LOS ANGELES (January 31, 2007) — Sydney Sheldon had a prolific and award-winning career writing for theater, movies and television, but he often proclaimed his greatest love for another creative outlet.
“Writing novels is the most fun I’ve ever had,” Sheldon once said.
The best-selling author died Tuesday at 89 of complications from pneumonia at Eisenhower Medical Center in Rancho Mirage. His wife Alexandra was by his side.
“I try to write my books so the reader can’t put them down,” Sheldon explained in a 1982 interview. “I try to construct them so when the reader gets to the end of a chapter, he or she has to read just one more chapter. It’s the technique of the old Saturday afternoon serial: leave the guy hanging on the edge of the cliff at the end of the chapter.”
Sheldon mostly wrote about stalwart women who triumph in a hostile world of ruthless men. His notable novels included “Rage of Angels,” “The Other Side of Midnight,” and “If Tomorrow Comes.”
“I like to write about women who are talented and capable, but most important, retain their femininity,” he said. “Women have tremendous power — their femininity, because men can’t do without it.”
Several of his novels became television miniseries, often with the author as producer.
Sheldon began writing as a youngster in Chicago, where he was born Feb. 17, 1917. At 10, he sold a poem for $10. During the Depression, he worked at a variety of jobs, attended Northwestern University and contributed short plays to drama groups.
At 17, he tried his luck in Hollywood as a reader of prospective film material at Universal Studio for $22 a week. At night he wrote his own screenplays and sold one, “South of Panama,” to the studio for $250.
During World War II, Sheldon served as a pilot in the Army Air Corps. After the war, he established his reputation as a prolific writer in the New York theater. At one time, he had three musicals on Broadway: a rewritten “The Merry Widow,” “Jackpot” and “Dream with Music.” He received a Tony award as one of the writers of the Gwen Verdon hit “Redhead.”
His Broadway success ushered his return to Hollywood, where his first assignment, “The Bachelor and the Bobbysoxer,” starring Cary Grant, Myrna Loy and Shirley Temple, won him an Academy Award for best original screenplay of 1947.

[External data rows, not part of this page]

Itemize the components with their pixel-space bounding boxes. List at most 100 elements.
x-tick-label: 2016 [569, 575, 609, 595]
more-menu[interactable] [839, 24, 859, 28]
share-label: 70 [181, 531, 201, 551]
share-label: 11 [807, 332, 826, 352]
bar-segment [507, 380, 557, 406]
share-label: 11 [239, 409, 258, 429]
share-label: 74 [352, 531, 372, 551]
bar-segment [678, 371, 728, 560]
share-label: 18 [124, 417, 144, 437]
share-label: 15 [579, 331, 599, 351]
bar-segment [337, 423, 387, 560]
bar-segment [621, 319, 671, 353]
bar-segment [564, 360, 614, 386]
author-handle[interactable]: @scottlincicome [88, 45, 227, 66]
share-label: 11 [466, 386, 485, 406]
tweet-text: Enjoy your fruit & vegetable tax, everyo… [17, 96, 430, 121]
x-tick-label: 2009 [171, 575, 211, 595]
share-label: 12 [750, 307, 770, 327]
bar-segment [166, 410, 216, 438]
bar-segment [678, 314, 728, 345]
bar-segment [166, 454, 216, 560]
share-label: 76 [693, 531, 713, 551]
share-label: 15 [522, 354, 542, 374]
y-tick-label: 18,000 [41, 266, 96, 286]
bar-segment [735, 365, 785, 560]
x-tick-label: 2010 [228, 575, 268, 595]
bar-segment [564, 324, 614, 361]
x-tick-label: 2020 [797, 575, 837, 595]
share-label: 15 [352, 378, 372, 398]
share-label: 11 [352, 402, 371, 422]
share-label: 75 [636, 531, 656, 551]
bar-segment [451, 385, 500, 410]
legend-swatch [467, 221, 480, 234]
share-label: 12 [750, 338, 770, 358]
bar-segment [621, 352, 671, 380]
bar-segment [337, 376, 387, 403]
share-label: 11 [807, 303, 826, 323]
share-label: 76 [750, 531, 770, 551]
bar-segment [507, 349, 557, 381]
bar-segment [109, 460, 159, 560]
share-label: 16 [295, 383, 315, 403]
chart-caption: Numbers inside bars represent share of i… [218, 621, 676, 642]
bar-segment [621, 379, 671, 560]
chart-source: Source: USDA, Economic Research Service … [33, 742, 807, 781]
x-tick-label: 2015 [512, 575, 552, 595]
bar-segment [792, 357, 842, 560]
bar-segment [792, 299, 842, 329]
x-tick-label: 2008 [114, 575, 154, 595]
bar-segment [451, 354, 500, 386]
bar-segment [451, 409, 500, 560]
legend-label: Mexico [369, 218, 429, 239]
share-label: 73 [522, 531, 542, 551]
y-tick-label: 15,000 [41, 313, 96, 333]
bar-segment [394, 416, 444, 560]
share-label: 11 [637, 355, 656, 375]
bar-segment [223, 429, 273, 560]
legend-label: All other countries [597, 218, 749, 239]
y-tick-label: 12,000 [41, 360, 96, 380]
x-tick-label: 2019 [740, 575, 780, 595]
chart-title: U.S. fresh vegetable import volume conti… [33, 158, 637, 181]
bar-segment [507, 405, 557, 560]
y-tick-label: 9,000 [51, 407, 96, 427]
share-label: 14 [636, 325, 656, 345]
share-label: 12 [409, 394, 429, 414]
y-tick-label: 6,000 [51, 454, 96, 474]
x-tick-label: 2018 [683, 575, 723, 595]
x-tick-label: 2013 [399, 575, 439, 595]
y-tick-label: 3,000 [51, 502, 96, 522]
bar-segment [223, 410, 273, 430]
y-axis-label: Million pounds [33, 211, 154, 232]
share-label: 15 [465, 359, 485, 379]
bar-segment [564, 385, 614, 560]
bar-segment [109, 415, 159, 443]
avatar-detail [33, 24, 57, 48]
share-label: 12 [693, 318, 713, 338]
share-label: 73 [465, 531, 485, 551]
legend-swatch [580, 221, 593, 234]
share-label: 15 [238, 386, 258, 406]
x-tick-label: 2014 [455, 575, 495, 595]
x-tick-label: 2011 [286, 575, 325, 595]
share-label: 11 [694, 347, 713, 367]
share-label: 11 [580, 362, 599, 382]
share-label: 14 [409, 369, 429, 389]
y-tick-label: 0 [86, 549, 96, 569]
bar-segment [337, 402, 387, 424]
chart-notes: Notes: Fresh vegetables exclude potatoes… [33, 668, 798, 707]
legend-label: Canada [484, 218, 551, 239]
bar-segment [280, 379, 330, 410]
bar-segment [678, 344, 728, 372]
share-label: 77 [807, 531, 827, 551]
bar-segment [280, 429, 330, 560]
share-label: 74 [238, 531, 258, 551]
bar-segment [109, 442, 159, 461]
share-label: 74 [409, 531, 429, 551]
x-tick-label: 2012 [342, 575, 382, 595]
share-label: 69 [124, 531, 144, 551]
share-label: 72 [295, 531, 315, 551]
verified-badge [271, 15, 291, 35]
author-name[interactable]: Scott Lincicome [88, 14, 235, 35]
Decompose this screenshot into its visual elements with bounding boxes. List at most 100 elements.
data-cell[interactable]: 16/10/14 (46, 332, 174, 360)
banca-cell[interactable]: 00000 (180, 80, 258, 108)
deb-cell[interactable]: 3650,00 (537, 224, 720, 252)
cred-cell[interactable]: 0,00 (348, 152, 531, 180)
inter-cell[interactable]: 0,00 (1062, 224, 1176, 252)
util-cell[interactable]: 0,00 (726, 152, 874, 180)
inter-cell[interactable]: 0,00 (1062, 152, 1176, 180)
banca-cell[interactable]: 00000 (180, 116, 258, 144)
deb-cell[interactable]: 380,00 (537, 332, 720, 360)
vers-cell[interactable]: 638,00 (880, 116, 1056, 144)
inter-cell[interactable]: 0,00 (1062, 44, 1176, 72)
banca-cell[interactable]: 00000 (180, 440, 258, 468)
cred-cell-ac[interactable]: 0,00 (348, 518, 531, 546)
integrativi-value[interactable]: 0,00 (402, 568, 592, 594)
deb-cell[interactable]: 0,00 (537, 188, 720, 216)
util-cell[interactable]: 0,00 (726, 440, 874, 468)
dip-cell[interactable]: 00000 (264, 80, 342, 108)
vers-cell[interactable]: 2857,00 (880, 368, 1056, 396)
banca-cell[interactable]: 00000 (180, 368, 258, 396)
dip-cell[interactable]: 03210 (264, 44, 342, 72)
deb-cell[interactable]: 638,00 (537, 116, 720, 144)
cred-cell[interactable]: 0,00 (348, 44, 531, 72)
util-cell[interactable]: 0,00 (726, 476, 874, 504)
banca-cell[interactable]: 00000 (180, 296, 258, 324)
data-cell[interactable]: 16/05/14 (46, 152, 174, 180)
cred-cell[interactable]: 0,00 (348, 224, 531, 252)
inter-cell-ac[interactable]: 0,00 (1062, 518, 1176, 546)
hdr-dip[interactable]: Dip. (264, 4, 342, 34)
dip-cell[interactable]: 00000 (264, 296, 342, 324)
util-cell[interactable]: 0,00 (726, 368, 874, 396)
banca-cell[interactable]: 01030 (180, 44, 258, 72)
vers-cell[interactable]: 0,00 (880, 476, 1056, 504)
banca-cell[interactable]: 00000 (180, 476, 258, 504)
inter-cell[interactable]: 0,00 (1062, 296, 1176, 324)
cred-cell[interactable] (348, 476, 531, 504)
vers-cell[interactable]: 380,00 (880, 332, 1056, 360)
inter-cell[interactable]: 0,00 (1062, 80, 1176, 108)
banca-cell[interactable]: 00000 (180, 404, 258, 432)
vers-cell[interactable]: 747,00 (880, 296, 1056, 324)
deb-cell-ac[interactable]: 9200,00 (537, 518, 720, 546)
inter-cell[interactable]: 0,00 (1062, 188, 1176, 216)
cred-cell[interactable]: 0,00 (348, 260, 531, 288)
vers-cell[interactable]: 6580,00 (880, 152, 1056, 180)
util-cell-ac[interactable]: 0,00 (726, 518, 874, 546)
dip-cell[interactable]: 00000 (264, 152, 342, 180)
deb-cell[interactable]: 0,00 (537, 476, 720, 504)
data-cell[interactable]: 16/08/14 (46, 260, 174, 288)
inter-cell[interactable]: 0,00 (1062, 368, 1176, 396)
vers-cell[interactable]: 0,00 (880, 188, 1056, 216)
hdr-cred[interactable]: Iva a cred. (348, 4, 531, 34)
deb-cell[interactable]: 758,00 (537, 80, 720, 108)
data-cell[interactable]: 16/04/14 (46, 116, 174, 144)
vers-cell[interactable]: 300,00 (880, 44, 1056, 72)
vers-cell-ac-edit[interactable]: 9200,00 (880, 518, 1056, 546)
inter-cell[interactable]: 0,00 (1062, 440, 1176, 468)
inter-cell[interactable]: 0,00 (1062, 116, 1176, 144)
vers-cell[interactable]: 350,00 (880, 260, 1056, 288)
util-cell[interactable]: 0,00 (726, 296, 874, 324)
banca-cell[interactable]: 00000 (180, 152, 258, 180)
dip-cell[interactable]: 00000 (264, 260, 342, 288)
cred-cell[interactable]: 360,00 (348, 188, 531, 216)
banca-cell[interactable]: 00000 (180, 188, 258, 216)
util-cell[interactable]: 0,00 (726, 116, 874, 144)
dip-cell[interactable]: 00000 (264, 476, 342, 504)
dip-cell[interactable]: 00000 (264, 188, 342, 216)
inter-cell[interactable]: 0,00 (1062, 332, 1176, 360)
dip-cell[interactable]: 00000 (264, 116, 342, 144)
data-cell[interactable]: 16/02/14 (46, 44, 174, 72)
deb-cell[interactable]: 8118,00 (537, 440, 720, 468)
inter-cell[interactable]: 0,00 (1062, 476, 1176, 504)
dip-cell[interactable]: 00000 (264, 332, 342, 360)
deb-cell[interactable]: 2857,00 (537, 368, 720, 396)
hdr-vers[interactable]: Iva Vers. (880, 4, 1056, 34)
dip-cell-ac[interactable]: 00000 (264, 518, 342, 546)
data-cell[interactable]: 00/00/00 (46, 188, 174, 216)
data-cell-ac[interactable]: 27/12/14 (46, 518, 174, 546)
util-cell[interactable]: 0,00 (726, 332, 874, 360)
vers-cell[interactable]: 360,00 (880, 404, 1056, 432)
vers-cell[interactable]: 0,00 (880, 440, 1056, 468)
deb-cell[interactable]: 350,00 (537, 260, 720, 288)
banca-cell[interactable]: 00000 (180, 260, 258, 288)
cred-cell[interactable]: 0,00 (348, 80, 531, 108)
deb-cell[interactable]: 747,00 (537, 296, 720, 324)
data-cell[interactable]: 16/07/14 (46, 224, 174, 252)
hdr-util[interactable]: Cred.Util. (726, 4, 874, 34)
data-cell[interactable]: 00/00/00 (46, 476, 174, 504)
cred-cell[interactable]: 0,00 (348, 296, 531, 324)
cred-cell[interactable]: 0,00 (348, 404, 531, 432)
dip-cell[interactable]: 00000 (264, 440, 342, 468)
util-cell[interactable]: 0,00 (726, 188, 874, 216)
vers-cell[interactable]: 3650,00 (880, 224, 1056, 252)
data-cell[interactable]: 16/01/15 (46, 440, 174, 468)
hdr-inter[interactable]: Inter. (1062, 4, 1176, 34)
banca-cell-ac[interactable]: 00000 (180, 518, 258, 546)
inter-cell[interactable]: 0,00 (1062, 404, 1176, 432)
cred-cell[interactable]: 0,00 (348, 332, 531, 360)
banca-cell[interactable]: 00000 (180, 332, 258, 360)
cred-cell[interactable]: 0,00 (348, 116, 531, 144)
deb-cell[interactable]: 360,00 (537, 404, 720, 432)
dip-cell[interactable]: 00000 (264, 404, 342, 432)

When the movie industry began to feel the pinch of television’s popularity, Sheldon decided to try the new medium.
“I suppose I needed money,” he remembered. “I met Patty Duke one day at lunch. So I produced `The Patty Duke Show,’ and I did something nobody else in TV ever did. For seven years, I wrote almost every single episode of the series.”
He also created and produced “I Dream of Jeannie,” which lasted five seasons in the late 1960s.
During the last year of “I Dream of Jeannie,” he decided to write a novel, he said in 1982. His first work, “The Naked Face,” was scorned by book reviewers and sold 21,000 copies in hardcover. The novel found a mass market in paperback, however, reportedly selling 3.1 million. Thereafter Sheldon became a habitue of best-seller lists.
He prided himself in the authenticity of his novels. He remarked in 1987: “If I write about a place, I have been there. If I write about a meal in Indonesia, I have eaten there in that restaurant. I don’t think you can fool the reader.”
For “Windmills of the Mind,” which dealt with the CIA, he interviewed former CIA chief Richard Helms, traveled to Argentina and Romania and spent a week in Junction City, Kan., where the heroine had lived.
Though he won a Tony, an Oscar and an Emmy (for “I Dream of Jeannie”) during his career, Sheldon said he derived the most satisfaction from writing his novels.
“I love writing books,” he said. “When you do a novel you’re on your own. It’s a freedom that doesn’t exist in any other medium.”
Sheldon was married for more than 30 years to Jorja Curtright Sheldon, a stage and film actress who later became a prominent interior decorator. She died in 1985. He married Alexandra Kostoff, a former child actress and advertising executive, in 1989.